At left is a light microscope image of photosynthetic bacteria. Each cell in this micrograph (some cells are dividing) are about 1-2 microns in length








Another light micrograph shows Chromatium sp., a purple sulfur bacterium. The blue granules you see in the cells are sulfur granules that accumulate.







This is an electron micrograph (ultrathin section) of Chromatium buderii. The cell is in the process of dividing. It is full of chromatophores (small spherical structures) which house the enzymes involved in photosynthesis. Unlike green plants, these bacteria split hydrogen sulfide (H2S) instead of water (H2O) to generate their reducing power (H+) needed to carry out photosynthesis.












This ultrathin section of Chromatium buderii shows more detail of the chromatophores which are produced bu invagination of the cytoplasmic membrane. The large "white" round structures are empty sulfur granules. Empty because the process used to produce the ultrathin section dissolves away all of the sulfur in the granule.












This is another photosynthetic bacterium, Thiocystis sp. These cells forms aggregates of 8 or more cells as illustrated in this freeze-etching. They also are encased in a fibrous, slimy material that can be seen in the background.

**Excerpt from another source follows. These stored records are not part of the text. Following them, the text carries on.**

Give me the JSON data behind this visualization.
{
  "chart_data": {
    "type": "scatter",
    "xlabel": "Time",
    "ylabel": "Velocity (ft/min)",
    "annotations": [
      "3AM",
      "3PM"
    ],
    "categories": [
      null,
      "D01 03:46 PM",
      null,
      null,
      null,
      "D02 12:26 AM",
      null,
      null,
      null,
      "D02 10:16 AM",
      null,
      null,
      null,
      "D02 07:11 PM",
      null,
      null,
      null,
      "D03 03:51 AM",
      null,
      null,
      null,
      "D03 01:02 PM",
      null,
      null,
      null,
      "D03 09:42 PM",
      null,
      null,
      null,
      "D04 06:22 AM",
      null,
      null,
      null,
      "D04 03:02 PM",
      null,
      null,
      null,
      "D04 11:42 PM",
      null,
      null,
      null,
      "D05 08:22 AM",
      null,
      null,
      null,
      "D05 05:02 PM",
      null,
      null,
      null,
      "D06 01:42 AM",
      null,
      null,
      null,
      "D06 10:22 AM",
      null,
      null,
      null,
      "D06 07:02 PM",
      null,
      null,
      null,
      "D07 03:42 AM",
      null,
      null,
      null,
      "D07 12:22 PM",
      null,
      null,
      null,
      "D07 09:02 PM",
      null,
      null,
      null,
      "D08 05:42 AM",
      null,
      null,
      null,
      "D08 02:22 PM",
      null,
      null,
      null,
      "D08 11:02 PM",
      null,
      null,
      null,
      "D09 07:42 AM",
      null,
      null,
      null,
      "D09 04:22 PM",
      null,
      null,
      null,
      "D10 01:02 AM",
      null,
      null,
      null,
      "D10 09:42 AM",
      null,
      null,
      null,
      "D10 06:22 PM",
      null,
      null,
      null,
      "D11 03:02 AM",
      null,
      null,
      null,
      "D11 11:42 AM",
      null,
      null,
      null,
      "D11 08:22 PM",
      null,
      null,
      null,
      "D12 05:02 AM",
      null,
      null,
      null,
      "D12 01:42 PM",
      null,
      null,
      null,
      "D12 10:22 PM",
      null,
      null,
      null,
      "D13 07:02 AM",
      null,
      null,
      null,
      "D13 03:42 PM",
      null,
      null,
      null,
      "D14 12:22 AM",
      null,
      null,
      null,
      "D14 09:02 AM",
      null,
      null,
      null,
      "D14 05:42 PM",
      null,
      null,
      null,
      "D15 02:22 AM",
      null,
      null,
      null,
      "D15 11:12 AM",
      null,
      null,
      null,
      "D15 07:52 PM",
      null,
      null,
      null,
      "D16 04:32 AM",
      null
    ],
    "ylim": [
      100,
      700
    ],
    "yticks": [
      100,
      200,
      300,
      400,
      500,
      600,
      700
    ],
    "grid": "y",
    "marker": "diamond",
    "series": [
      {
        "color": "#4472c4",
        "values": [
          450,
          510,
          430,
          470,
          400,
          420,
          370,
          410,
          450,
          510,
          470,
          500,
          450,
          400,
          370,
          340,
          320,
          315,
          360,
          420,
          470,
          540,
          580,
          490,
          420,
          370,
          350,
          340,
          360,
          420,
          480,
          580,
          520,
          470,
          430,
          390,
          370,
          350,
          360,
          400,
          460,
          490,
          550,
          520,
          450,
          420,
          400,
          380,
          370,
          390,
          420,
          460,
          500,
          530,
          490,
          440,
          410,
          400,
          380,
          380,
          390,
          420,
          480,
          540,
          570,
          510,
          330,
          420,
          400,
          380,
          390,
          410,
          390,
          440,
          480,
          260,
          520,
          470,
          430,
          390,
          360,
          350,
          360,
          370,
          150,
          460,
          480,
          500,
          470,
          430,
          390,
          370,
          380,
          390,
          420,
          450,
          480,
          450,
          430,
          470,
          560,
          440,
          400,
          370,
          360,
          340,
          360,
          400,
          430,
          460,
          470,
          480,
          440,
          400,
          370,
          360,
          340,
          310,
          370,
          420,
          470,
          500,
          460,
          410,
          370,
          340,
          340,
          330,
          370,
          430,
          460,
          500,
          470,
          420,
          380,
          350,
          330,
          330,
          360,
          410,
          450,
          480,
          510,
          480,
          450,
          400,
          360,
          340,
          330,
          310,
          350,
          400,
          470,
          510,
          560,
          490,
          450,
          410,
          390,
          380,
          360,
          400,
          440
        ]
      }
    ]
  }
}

Another freeze-etching of Thiocystis sp. showing some of the internal features of the cell. Sulfur granules can be seen as well as many smaller chromatophores packed tightly in the cytoplasm. An occasional PHB (po;y-bety hydroxy butyate) granule can also be seen. The freeze-etching strtches the polymer.

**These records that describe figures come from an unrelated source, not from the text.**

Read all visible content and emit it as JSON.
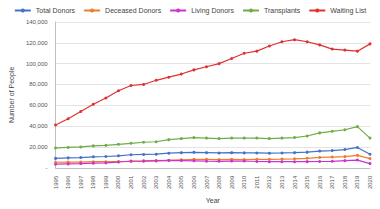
{
  "chart_data": {
    "type": "line",
    "x_label": "Year",
    "y_label": "Number of People",
    "categories": [
      "1995",
      "1996",
      "1997",
      "1998",
      "1999",
      "2000",
      "2001",
      "2002",
      "2003",
      "2004",
      "2005",
      "2006",
      "2007",
      "2008",
      "2009",
      "2010",
      "2011",
      "2012",
      "2013",
      "2014",
      "2015",
      "2016",
      "2017",
      "2018",
      "2019",
      "2020"
    ],
    "series": [
      {
        "name": "Total Donors",
        "color": "#4472c4",
        "values": [
          9000,
          9500,
          9800,
          10500,
          10800,
          11500,
          12500,
          12800,
          13000,
          14000,
          14500,
          14800,
          14500,
          14200,
          14500,
          14300,
          14200,
          14000,
          14200,
          14500,
          15000,
          16000,
          16500,
          17500,
          19500,
          13000
        ]
      },
      {
        "name": "Deceased Donors",
        "color": "#ed7d31",
        "values": [
          5300,
          5400,
          5500,
          5800,
          5800,
          5900,
          6000,
          6200,
          6500,
          7100,
          7600,
          8000,
          8100,
          7900,
          8000,
          7900,
          8100,
          8100,
          8300,
          8600,
          9100,
          9900,
          10300,
          10700,
          11900,
          8800
        ]
      },
      {
        "name": "Living Donors",
        "color": "#cc33cc",
        "values": [
          3400,
          3700,
          4000,
          4400,
          4700,
          5500,
          6500,
          6600,
          6800,
          7000,
          6900,
          6700,
          6300,
          6200,
          6400,
          6500,
          6000,
          5800,
          5800,
          5800,
          5900,
          6000,
          6200,
          6800,
          7400,
          4000
        ]
      },
      {
        "name": "Transplants",
        "color": "#70ad47",
        "values": [
          19000,
          19500,
          20000,
          21000,
          21500,
          22500,
          23500,
          24500,
          25000,
          27000,
          28000,
          29000,
          28500,
          28000,
          28500,
          28500,
          28500,
          28000,
          28500,
          29000,
          30500,
          33500,
          35000,
          36500,
          39500,
          28500
        ]
      },
      {
        "name": "Waiting List",
        "color": "#e03030",
        "values": [
          41000,
          47000,
          54000,
          61000,
          67000,
          74000,
          79000,
          80000,
          84000,
          87000,
          90000,
          94000,
          97000,
          100000,
          105000,
          110000,
          112000,
          117000,
          121000,
          123000,
          121000,
          118000,
          114000,
          113000,
          112000,
          119000
        ]
      }
    ],
    "ylim": [
      0,
      140000
    ],
    "yticks": [
      {
        "value": 0,
        "label": "-"
      },
      {
        "value": 20000,
        "label": "20,000"
      },
      {
        "value": 40000,
        "label": "40,000"
      },
      {
        "value": 60000,
        "label": "60,000"
      },
      {
        "value": 80000,
        "label": "80,000"
      },
      {
        "value": 100000,
        "label": "100,000"
      },
      {
        "value": 120000,
        "label": "120,000"
      },
      {
        "value": 140000,
        "label": "140,000"
      }
    ],
    "grid": true,
    "legend": "top",
    "marker": "circle"
  }
}
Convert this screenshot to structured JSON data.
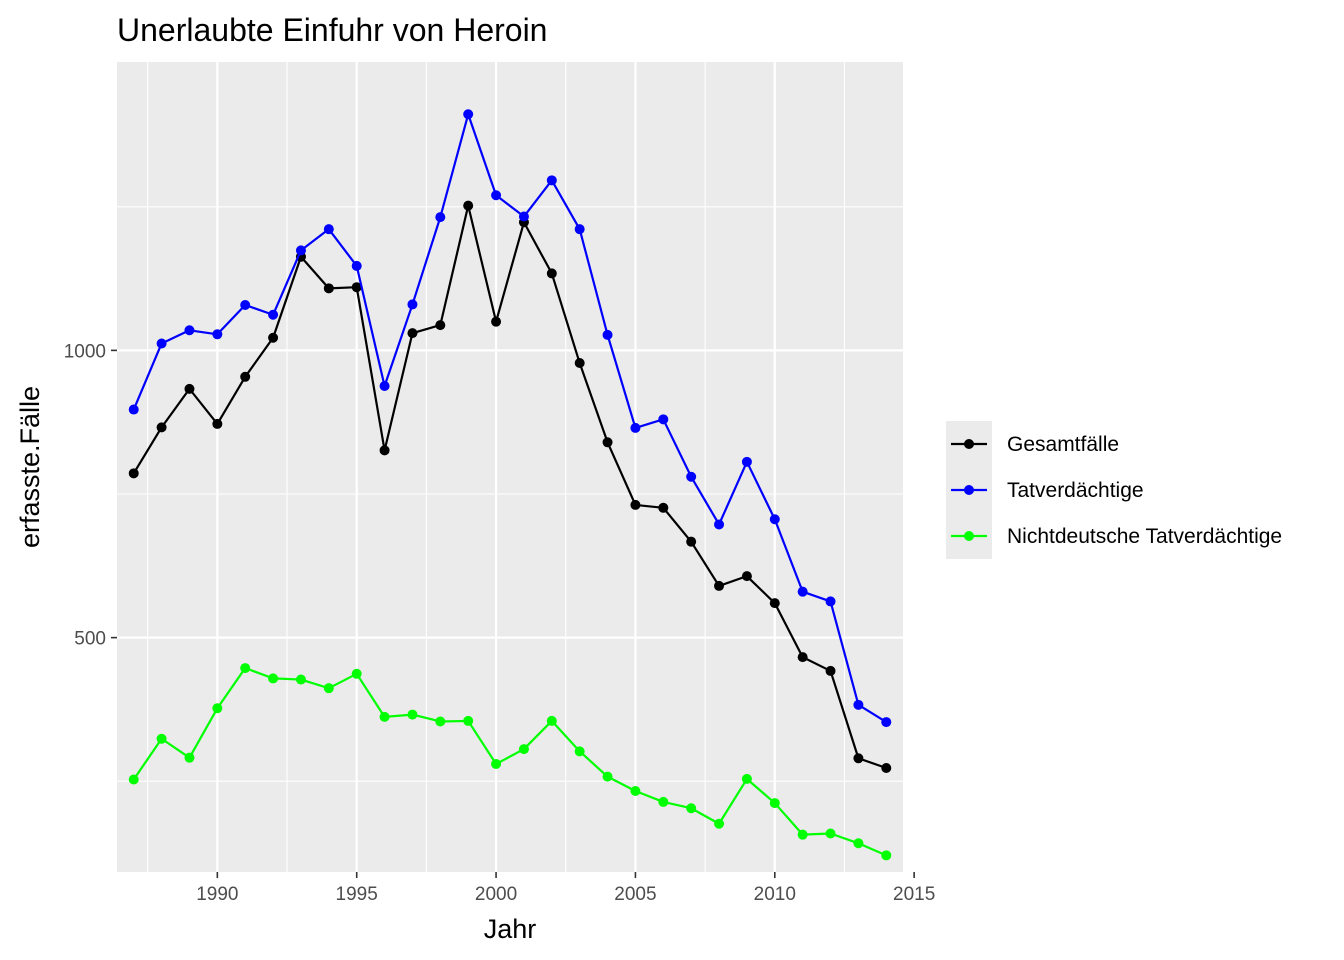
{
  "chart_data": {
    "type": "line",
    "title": "Unerlaubte Einfuhr von Heroin",
    "xlabel": "Jahr",
    "ylabel": "erfasste.Fälle",
    "xlim": [
      1986.4,
      2014.6
    ],
    "ylim": [
      92,
      1502
    ],
    "x_ticks": [
      1990,
      1995,
      2000,
      2005,
      2010,
      2015
    ],
    "x_tick_labels": [
      "1990",
      "1995",
      "2000",
      "2005",
      "2010",
      "2015"
    ],
    "y_ticks": [
      500,
      1000
    ],
    "y_tick_labels": [
      "500",
      "1000"
    ],
    "grid": true,
    "legend_position": "right",
    "x": [
      1987,
      1988,
      1989,
      1990,
      1991,
      1992,
      1993,
      1994,
      1995,
      1996,
      1997,
      1998,
      1999,
      2000,
      2001,
      2002,
      2003,
      2004,
      2005,
      2006,
      2007,
      2008,
      2009,
      2010,
      2011,
      2012,
      2013,
      2014
    ],
    "series": [
      {
        "name": "Gesamtfälle",
        "color": "#000000",
        "values": [
          786,
          866,
          933,
          872,
          954,
          1022,
          1163,
          1108,
          1110,
          826,
          1030,
          1044,
          1252,
          1050,
          1223,
          1134,
          978,
          840,
          731,
          726,
          667,
          590,
          607,
          560,
          466,
          442,
          290,
          273
        ]
      },
      {
        "name": "Tatverdächtige",
        "color": "#0000ff",
        "values": [
          897,
          1012,
          1035,
          1028,
          1079,
          1062,
          1174,
          1211,
          1147,
          938,
          1080,
          1232,
          1411,
          1270,
          1233,
          1296,
          1211,
          1027,
          865,
          880,
          780,
          697,
          806,
          706,
          580,
          563,
          383,
          353
        ]
      },
      {
        "name": "Nichtdeutsche Tatverdächtige",
        "color": "#00ff00",
        "values": [
          253,
          324,
          291,
          377,
          447,
          429,
          427,
          412,
          437,
          362,
          366,
          354,
          355,
          280,
          306,
          355,
          302,
          258,
          233,
          214,
          203,
          176,
          254,
          212,
          157,
          159,
          142,
          121
        ]
      }
    ]
  }
}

This is an ultrathin section of Ectothiorhodospira mobilis, a photosynthetic spirillum with large thylakoids (bundles) of photosynthetic membranes or lamellar stacks.

















This ultrathin section shows the tubular membranes of Thiopedia pfennigii. Again, an occasional sulfur granule (empty hole) can be seen. Like the nitrifying bacteria, the extensions of the cell membrane are differentiated into sites for photosynthetic enzymes and increased membrane surface area.

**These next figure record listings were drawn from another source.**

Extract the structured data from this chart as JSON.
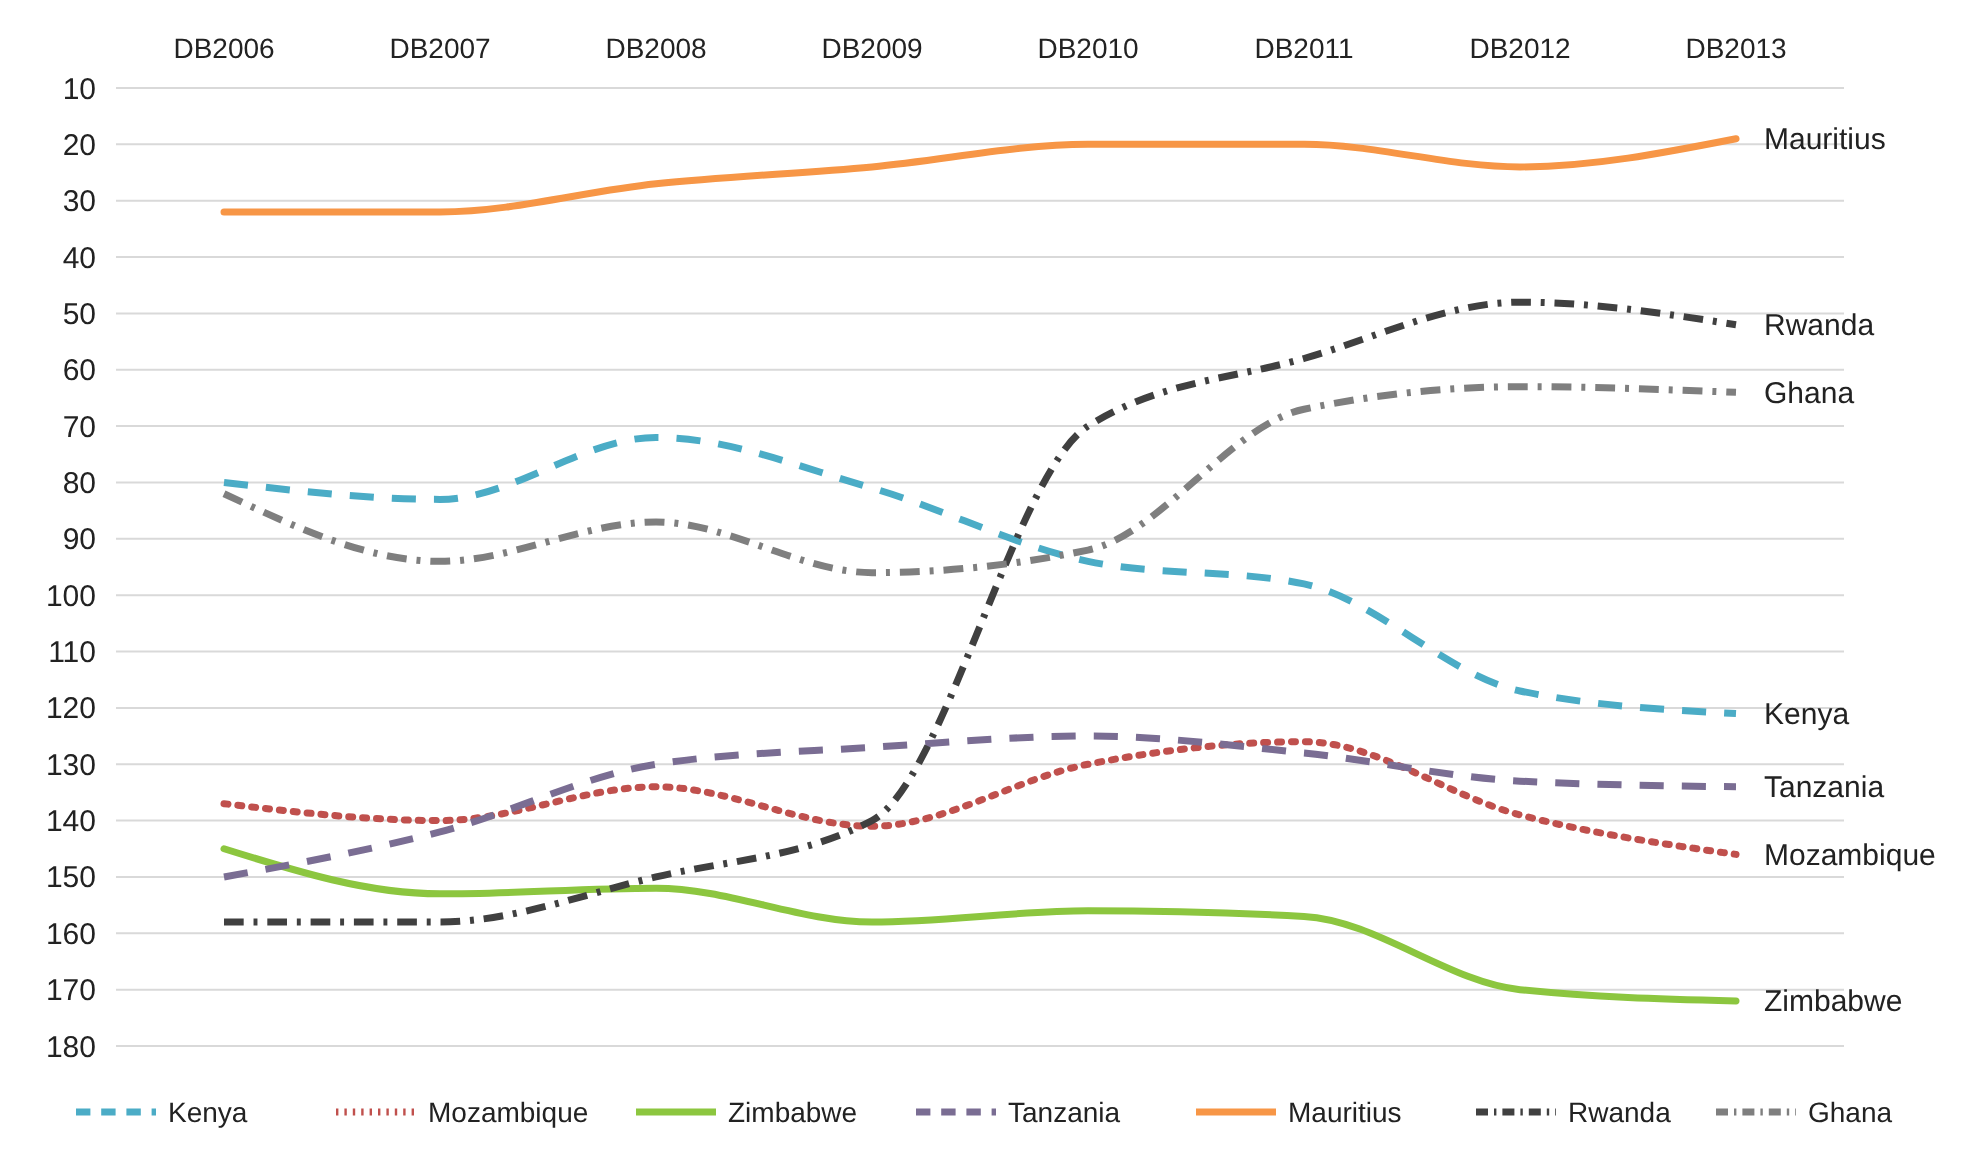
{
  "chart_data": {
    "type": "line",
    "categories": [
      "DB2006",
      "DB2007",
      "DB2008",
      "DB2009",
      "DB2010",
      "DB2011",
      "DB2012",
      "DB2013"
    ],
    "ylim": [
      180,
      10
    ],
    "yticks": [
      10,
      20,
      30,
      40,
      50,
      60,
      70,
      80,
      90,
      100,
      110,
      120,
      130,
      140,
      150,
      160,
      170,
      180
    ],
    "grid": "y",
    "legend": "bottom",
    "marker": "none",
    "series": [
      {
        "name": "Kenya",
        "color": "#4bacc6",
        "line_style": "dashed",
        "values": [
          80,
          83,
          72,
          81,
          94,
          98,
          117,
          121
        ]
      },
      {
        "name": "Mozambique",
        "color": "#c0504d",
        "line_style": "dotted",
        "values": [
          137,
          140,
          134,
          141,
          130,
          126,
          139,
          146
        ]
      },
      {
        "name": "Zimbabwe",
        "color": "#8cc63f",
        "line_style": "solid",
        "values": [
          145,
          153,
          152,
          158,
          156,
          157,
          170,
          172
        ]
      },
      {
        "name": "Tanzania",
        "color": "#7a6d93",
        "line_style": "dashed",
        "values": [
          150,
          142,
          130,
          127,
          125,
          128,
          133,
          134
        ]
      },
      {
        "name": "Mauritius",
        "color": "#f79646",
        "line_style": "solid",
        "values": [
          32,
          32,
          27,
          24,
          20,
          20,
          24,
          19
        ]
      },
      {
        "name": "Rwanda",
        "color": "#404040",
        "line_style": "dashdot",
        "values": [
          158,
          158,
          150,
          140,
          70,
          58,
          48,
          52
        ]
      },
      {
        "name": "Ghana",
        "color": "#7f7f7f",
        "line_style": "dashdot",
        "values": [
          82,
          94,
          87,
          96,
          92,
          67,
          63,
          64
        ]
      }
    ]
  }
}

This ultrathin section is of Prosthecobacterium sp., and is another type of photosynthetic bacterium. In this case, the photosynthetic apparatus is in the oval vesicles located adjacent to the cytoplasmic membranes

There are many other types of photosynthetic bacteria, some with different variations on the theme of membranes involved, and in the habitats that they occupy. What has always puzzled me are the numerous forms of bacteria that carry out the same function, yet differ dramatically in structure. Why is that?